Wolf Lake Tales, From Wooly Mammoths To Lynyrd Skynyrd

Jerry Banik, March, 2026

Wolf Lake’s story goes back to the Ice Age, a time when, we’re told, glaciers gouged out Lake Michigan.  About 1,000 years ago there had been a bay on Lake Michigan’s south west edge, roughly where the Indiana/Illinois state line is today. 

Currents ran down Lake Michigan’s western shores, picking up sand and sediment along the way, and depositing enough of it to cut off the bay from the big lake, creating Wolf Lake, labeled “Sheffield Bay” in this 1874 map. 

The new lake was connected to Lake Michigan by only a short, shallow channel, later to be called the Wolf River.  Today’s “Amaizo Channel” is a remnant of that inlet.

Wolf Lake has been called the lake that won’t die.  Since the arrival of the first European settlers, It has been battered, beaten, abused, reshaped, dredged, filled and sliced into sections.  It has also been a source of fun and recreation for countless swimmers, fishermen, boaters and others. 

Many stories remind us of its historical significance to Whiting and Robertsdale.
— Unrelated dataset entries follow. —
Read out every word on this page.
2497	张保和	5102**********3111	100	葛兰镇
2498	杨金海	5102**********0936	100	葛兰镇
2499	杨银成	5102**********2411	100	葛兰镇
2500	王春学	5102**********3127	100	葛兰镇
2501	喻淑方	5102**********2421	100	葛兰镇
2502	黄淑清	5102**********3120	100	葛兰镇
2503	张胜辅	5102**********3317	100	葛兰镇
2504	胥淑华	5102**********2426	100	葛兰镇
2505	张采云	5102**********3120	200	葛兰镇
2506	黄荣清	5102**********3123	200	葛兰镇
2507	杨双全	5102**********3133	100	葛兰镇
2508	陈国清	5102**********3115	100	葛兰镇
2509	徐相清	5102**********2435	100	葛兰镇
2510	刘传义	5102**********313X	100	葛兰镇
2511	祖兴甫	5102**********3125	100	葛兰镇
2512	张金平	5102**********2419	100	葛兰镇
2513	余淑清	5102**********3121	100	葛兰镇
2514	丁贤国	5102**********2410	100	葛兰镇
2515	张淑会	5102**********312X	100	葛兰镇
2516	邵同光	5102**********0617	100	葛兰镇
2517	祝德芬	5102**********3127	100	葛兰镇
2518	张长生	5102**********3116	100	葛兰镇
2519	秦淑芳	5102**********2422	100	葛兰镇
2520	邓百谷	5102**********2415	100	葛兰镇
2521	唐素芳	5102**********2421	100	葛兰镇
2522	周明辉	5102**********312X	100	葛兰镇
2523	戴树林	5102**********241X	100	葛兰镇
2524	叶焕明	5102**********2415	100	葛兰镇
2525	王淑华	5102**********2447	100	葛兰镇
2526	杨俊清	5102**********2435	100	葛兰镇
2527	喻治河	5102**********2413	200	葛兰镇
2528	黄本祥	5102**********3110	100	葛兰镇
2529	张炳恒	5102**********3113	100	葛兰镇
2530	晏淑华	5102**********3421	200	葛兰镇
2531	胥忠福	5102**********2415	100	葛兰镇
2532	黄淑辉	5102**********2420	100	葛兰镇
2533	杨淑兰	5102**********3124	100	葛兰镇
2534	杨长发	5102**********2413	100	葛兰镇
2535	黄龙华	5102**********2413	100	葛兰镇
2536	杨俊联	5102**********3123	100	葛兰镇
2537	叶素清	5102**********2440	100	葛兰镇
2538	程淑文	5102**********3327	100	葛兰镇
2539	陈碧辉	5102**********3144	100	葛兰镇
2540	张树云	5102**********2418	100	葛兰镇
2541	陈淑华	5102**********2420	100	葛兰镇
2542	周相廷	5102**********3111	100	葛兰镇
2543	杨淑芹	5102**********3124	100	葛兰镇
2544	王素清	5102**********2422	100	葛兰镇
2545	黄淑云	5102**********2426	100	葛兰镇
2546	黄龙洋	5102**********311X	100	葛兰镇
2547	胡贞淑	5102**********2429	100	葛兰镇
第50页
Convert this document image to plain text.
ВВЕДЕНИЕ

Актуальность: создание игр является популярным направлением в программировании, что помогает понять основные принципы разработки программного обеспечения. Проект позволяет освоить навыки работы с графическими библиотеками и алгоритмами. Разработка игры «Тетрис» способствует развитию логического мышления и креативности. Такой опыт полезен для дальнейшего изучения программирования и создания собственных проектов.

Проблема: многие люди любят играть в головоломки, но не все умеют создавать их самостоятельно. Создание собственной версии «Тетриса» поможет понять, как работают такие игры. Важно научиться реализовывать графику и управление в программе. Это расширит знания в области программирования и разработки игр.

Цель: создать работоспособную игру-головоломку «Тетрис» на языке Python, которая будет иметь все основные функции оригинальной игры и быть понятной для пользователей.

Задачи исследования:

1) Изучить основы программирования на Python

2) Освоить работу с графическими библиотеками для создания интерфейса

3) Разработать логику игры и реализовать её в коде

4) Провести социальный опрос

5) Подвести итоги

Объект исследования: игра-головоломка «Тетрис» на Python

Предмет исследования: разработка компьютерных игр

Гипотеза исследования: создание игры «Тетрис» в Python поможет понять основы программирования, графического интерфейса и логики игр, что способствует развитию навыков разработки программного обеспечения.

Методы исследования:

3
Here are just a few of them.


Jefferson Davis, the only president of the Confederated States of America

  • In the late 1820s, before industrial pollution filled our sky, is it possible it was love that was in the air? 

A young army Lieutenant, Jefferson Davis (yes, that Jefferson Davis) had been sent by the U.S. military to survey land around the mouths of the Chicago, the Calumet and the Wolf Rivers for a site on which to build a replacement for Chicago’s historically important Fort Dearborn. 

The story goes that Davis was favoring the Wolf River location, but then abandoned that plan in order to recommend that the army rebuild on the Chicago site, because he had a sweetheart there, and her father owned property around that site. 

A December, 1920 Lake County Times headline

  • Despite early studies and maps describing Wolf Lake as being only 2-4 feet deep, as early as 1875 government engineers said it would make a fine harbor that could be “developed with very moderate cost, bringing millions of wealth to the State (Indianapolis Journal).”  In the 1880s, a 600-foot pier into Lake Michigan existed at the mouth of the Wolf River.  Channels had been dredged connecting George Lake, Hyde Lake, and the Calumet River to Wolf Lake, but an 1893 engineering report to the U.S. Congress said the channels “had lately been closed up with earthen dams.”  For decades developers continued to push for the harbor, but every plan ended up in history’s dust bin.   Again, in 1920,  after a half century, developers were still calling for the creation of a Wolf Lake harbor.

Library of Congress photo

  • Armies of cutters once harvested ice from both Wolf Lake and George Lake.  Ice companies, among them Knickerbocker, Swift & Company, Otto Haehnel & Sons, G.H. Hammond and Consumers Ice, dotted Wolf Lake from its southern end near today’s 136th Street in North Hammond to its northern shore.  By the way, do you say George Lake, or Lake George?  It’s been called both over the years.  You choose.  Either way someone will say you’re dyslexic.

  • Sometimes it seemed Mother Nature sought revenge for what industry was doing to her lake.  An August, 1890 newspaper carried the story of a summer storm:  “Huge trees were torn up by the roots and carried away.  Everything in the path of the tempest was destroyed.  The G.H. Hammond ice house at Wolf Lake was lifted from its foundation and destroyed, and it is reported that several people who sought shelter there were killed.  A man named Fisher was struck by the flying timber and had his leg broken and is internally injured.”  And in yet another story from 1900, “John Murray, a sailor from Buffalo, N.Y., was accidentally locked in an ice house at Wolf Lake, Ind., and when released the next day was nearly frozen.”